The word propolis is made out of pro and polis, translating into front and city respectively. This is a reference to the fact that propolis is a colony’s first line of defense against pathogens. It’s a sticky, resinous plant material collected by the bees to cover up their hive in order to prevent the microbes penetrating in. It’s a very rich source of antioxidants and exhibits antibacterial, antiviral and anti-fungal properties.

The very compounds that show antimicrobial effects, flavonoids, phenolics and terpenes few to mention, are also the ones that are responsible for it’s health benefits. However propolis has a very low bioavailability in it’s natural state and needs to be extracted with alcohol. This process is crucial to get rid of the impurities & beeswax and make the beneficial compounds available.

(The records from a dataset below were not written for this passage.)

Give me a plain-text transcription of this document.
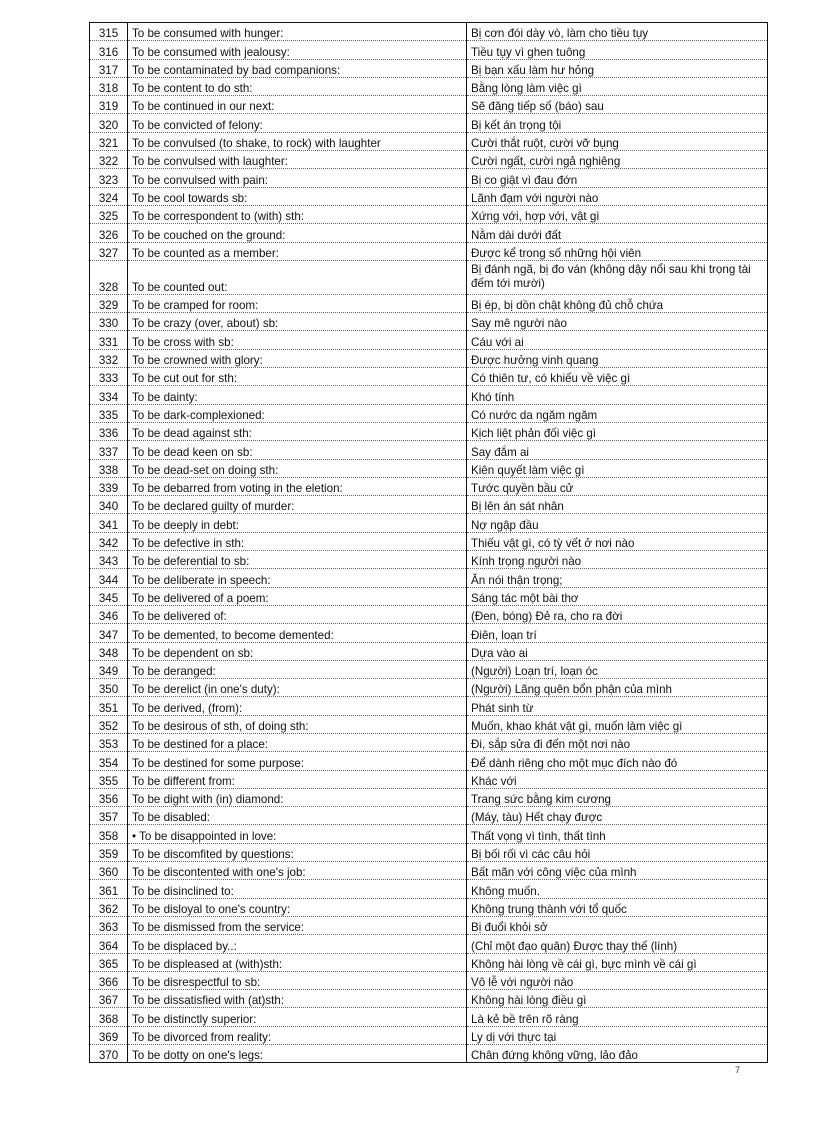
315	To be consumed with hunger:	Bị cơn đói dày vò, làm cho tiều tụy
316	To be consumed with jealousy:	Tiều tụy vì ghen tuông
317	To be contaminated by bad companions:	Bị bạn xấu làm hư hỏng
318	To be content to do sth:	Bằng lòng làm việc gì
319	To be continued in our next:	Sẽ đăng tiếp số (báo) sau
320	To be convicted of felony:	Bị kết án trọng tội
321	To be convulsed (to shake, to rock) with laughter	Cười thắt ruột, cười vỡ bụng
322	To be convulsed with laughter:	Cười ngất, cười ngả nghiêng
323	To be convulsed with pain:	Bị co giật vì đau đớn
324	To be cool towards sb:	Lãnh đạm với người nào
325	To be correspondent to (with) sth:	Xứng với, hợp với, vật gì
326	To be couched on the ground:	Nằm dài dưới đất
327	To be counted as a member:	Được kể trong số những hội viên
328	To be counted out:	Bị đánh ngã, bị đo ván (không dậy nổi sau khi trọng tài đếm tới mười)
329	To be cramped for room:	Bị ép, bị dồn chật không đủ chỗ chứa
330	To be crazy (over, about) sb:	Say mê người nào
331	To be cross with sb:	Cáu với ai
332	To be crowned with glory:	Được hưởng vinh quang
333	To be cut out for sth:	Có thiên tư, có khiếu về việc gì
334	To be dainty:	Khó tính
335	To be dark-complexioned:	Có nước da ngăm ngăm
336	To be dead against sth:	Kịch liệt phản đối việc gì
337	To be dead keen on sb:	Say đắm ai
338	To be dead-set on doing sth:	Kiên quyết làm việc gì
339	To be debarred from voting in the eletion:	Tước quyền bầu cử
340	To be declared guilty of murder:	Bị lên án sát nhân
341	To be deeply in debt:	Nợ ngập đầu
342	To be defective in sth:	Thiếu vật gì, có tỳ vết ở nơi nào
343	To be deferential to sb:	Kính trọng người nào
344	To be deliberate in speech:	Ăn nói thận trọng;
345	To be delivered of a poem:	Sáng tác một bài thơ
346	To be delivered of:	(Đen, bóng) Đẻ ra, cho ra đời
347	To be demented, to become demented:	Điên, loạn trí
348	To be dependent on sb:	Dựa vào ai
349	To be deranged:	(Người) Loạn trí, loạn óc
350	To be derelict (in one's duty):	(Người) Lãng quên bổn phận của mình
351	To be derived, (from):	Phát sinh từ
352	To be desirous of sth, of doing sth:	Muốn, khao khát vật gì, muốn làm việc gì
353	To be destined for a place:	Đi, sắp sửa đi đến một nơi nào
354	To be destined for some purpose:	Để dành riêng cho một mục đích nào đó
355	To be different from:	Khác với
356	To be dight with (in) diamond:	Trang sức bằng kim cương
357	To be disabled:	(Máy, tàu) Hết chạy được
358	• To be disappointed in love:	Thất vọng vì tình, thất tình
359	To be discomfited by questions:	Bị bối rối vì các câu hỏi
360	To be discontented with one's job:	Bất mãn với công việc của mình
361	To be disinclined to:	Không muốn.
362	To be disloyal to one's country:	Không trung thành với tổ quốc
363	To be dismissed from the service:	Bị đuổi khỏi sở
364	To be displaced by..:	(Chỉ một đạo quân) Được thay thế (lính)
365	To be displeased at (with)sth:	Không hài lòng về cái gì, bực mình về cái gì
366	To be disrespectful to sb:	Vô lễ với người nào
367	To be dissatisfied with (at)sth:	Không hài lòng điều gì
368	To be distinctly superior:	Là kẻ bề trên rõ ràng
369	To be divorced from reality:	Ly dị với thực tại
370	To be dotty on one's legs:	Chân đứng không vững, lảo đảo
7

Athlete's foot, a fungal infection usually starts on toes, is very common, and it is believed to affect 70% of the world’s population. Based on research conducted at the Kochi University of Japan in 2012, propolis in ethanol extract applied to seven patients demonstrated the antifungal activity of propolis.  The scientists observed healing in two weeks and proposed that propolis may be a natural aid in the management of fungal infections by T. rubrum.

Ngatu N.R., Saruta, T., Hirota, R., Eitoku, M., Luzitu, N.S., Muzembo, B.A., Matsui, T. & Sunganuma, N. 2012. Brazilian green propolis extracts improve Tinea pedis interdigitalis and Tinea corporis. The Journal of Alternative And Complementary Medicine 18(1): 8-9.